Sur un cylindre ayant subi cette technique, les marques d’impression sur les bords des zones limées s’accompagnent d’une déformation marquée de la matière. Le grossissement du MEB (typiquement cent fois sur les détails) met en évidence l’ampleur de la déformation et la localisation exacte des points de contact répétés.

Serrures à piste laser

Les cylindres de type « piste laser » constituent un cas particulier. Leur clé n’est pas taillée en crans visibles mais en sillons usinés sur la face latérale. L’analyse combine ici MEB et microscope optique pour comparer les profondeurs relevées et les marques d’impression présentes.
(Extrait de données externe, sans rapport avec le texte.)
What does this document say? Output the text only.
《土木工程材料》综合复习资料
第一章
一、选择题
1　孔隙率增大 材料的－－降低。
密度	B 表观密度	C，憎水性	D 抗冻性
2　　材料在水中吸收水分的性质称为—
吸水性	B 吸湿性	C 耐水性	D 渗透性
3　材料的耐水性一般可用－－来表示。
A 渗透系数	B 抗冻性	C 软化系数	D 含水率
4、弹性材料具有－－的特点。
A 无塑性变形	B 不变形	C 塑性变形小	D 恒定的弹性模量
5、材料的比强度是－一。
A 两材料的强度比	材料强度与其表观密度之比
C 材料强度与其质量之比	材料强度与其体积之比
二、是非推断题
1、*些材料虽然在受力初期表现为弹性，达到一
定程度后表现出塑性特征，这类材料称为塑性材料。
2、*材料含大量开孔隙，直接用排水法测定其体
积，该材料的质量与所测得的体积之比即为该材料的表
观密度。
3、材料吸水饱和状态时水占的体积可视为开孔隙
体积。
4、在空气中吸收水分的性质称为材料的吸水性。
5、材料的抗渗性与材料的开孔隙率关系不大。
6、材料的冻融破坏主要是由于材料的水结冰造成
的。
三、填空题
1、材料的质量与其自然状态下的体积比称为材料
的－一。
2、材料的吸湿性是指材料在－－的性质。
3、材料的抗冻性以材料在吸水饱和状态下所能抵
Le MEB permet en particulier d’observer la marque d’impression à une profondeur donnée, et de la corréler avec les traces laissées par les niveaux de profondeur successifs. La confrontation avec des mesures au pied à coulisse donne une dimension quantifiable à l’analyse. Une vue détaillée au grossissement de cent fois révèle les moindres irrégularités, invisibles autrement.

Protocole d’imagerie

Chaque image produite au MEB est accompagnée de plusieurs informations : grossissement, distance de travail, barre d’échelle. Ces métadonnées font partie intégrante de la preuve. Sans elles, une image ne peut pas être référencée dans un rapport d’expertise.

Les images sont versées au dossier d’analyse. Elles permettent ensuite au second expert, lors de la double expertise, de reproduire mentalement l’observation et d’évaluer la solidité de la conclusion. Les détails de cette étape sont traités sur la page Rapport d’expertise et chaîne de contrôle.

Limites de la microscopie électronique

Le MEB ne résout pas toutes les difficultés. Il exige un échantillon propre, sec et conducteur. Les résidus de graisse ou de poussière peuvent brouiller l’image. Par ailleurs, certaines déformations très légères restent ambiguës, y compris à fort grossissement.

Surtout, le MEB révèle des détails mais n’interprète pas. La lecture d’une image dépend toujours de la connaissance accumulée par l’expert : anciens cas, références documentées, comparaison avec des cylindres témoins. Sans ce socle de comparaison, la meilleure image n’est qu’un relief parmi d’autres. La page Marques internes et signatures au microscope détaille les signatures à rechercher.